Repeat the above steps about five or six times. At this point the fluid coming out of the battery will at some point stop being so energetic. (Be warned this might end up taking ten times or so). This means that the sulphate is mostly gone and hopefully whats left is fresh plates, ie fresh battery.
Battery electrolyte is apparently hazmat now, so you'll have to take your battery to a battery store and have them fill it. I get mine filled for two bucks. (tell them you dropped your battery and it emptied itself or something, if you tell them what you're doing they'll probably laugh at you).
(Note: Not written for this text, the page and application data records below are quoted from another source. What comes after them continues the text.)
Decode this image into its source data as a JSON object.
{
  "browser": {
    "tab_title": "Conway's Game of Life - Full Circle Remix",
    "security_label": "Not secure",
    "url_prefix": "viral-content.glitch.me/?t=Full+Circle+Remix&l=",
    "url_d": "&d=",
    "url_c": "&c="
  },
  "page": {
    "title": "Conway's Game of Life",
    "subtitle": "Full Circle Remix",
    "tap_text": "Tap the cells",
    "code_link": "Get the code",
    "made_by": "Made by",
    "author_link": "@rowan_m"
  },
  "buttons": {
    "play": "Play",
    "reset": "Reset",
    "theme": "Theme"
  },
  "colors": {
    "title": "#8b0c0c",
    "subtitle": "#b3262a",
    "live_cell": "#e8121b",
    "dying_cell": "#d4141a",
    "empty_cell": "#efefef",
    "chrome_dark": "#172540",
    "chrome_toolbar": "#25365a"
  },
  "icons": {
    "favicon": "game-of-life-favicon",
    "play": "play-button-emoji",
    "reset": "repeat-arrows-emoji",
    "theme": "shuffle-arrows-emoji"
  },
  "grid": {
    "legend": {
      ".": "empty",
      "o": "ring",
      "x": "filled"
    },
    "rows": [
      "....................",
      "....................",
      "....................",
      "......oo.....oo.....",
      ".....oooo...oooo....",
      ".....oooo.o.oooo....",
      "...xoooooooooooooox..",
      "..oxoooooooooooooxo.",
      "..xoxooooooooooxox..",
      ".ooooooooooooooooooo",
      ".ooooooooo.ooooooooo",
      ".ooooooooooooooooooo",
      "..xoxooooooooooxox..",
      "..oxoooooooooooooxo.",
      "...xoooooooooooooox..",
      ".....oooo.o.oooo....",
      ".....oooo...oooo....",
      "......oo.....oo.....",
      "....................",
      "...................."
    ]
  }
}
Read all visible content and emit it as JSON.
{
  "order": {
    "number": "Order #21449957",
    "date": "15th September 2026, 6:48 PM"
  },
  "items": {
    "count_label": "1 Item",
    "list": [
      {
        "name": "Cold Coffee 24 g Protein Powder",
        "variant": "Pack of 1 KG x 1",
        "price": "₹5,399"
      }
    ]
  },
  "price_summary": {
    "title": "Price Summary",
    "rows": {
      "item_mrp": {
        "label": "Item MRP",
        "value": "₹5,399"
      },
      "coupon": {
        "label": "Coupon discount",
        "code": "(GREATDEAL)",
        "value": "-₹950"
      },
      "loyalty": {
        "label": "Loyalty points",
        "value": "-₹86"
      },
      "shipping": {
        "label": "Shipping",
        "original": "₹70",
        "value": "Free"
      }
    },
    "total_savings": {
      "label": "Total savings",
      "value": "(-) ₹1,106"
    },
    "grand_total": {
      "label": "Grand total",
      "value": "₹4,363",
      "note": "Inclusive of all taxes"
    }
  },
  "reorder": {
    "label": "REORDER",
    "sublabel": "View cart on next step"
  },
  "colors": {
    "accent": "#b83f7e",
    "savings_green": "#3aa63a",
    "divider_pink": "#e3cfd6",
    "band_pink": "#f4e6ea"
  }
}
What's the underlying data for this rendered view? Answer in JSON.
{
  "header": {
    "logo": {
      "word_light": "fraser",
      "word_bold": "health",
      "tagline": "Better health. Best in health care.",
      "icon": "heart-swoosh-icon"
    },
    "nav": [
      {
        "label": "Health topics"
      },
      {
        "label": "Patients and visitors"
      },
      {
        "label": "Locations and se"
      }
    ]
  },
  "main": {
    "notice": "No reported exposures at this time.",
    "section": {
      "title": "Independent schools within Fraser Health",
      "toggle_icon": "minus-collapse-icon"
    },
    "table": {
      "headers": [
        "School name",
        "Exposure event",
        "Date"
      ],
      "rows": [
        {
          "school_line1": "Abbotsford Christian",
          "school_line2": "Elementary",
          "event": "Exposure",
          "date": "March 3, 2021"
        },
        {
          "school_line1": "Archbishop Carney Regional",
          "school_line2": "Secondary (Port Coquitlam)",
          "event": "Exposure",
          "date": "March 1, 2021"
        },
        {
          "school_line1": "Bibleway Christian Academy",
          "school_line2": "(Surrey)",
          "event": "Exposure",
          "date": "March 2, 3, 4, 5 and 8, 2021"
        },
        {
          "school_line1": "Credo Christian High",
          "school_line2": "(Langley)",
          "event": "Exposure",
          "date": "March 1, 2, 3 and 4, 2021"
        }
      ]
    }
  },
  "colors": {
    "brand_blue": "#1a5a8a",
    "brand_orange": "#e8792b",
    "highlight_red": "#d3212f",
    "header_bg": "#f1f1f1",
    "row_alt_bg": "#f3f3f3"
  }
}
Put your battery on a slow charge (i do mine at 1 or 2 amps) for two or three hours. This will get the last of the sulphate freed up and also make sure things are operational. Check your battery voltage after this charge. It should be somewhere between 12 and 12.8 volts, possibly 13 if you charged it at a higher rate.
Put your cell caps back on, wipe off the exterior with the baking soda solution (dont get the solution in the battery!) and enjoy your fixed battery
[Caveats]
This wont work on ancient batteries. The plates themselves in the battery are physically destroyed. No amount of charging will put them back together again. Two years is right on the fuzzy line of being too old to try this on. Its cheap enough to try it on anything, but you might be wasting time with that 1985 vintage duracell. This process should work on shorted batteries as well, if the shorting is due to a sediment build up. Of course that sedimate is likely lead, which means your plates are destroyed which means you're wasting your time again.
Its obviously always cheaper time wise to buy a new battery, but rescuing an old one is recycling and better for the environment and better for your wallet. This method is for people with more time than money essentially.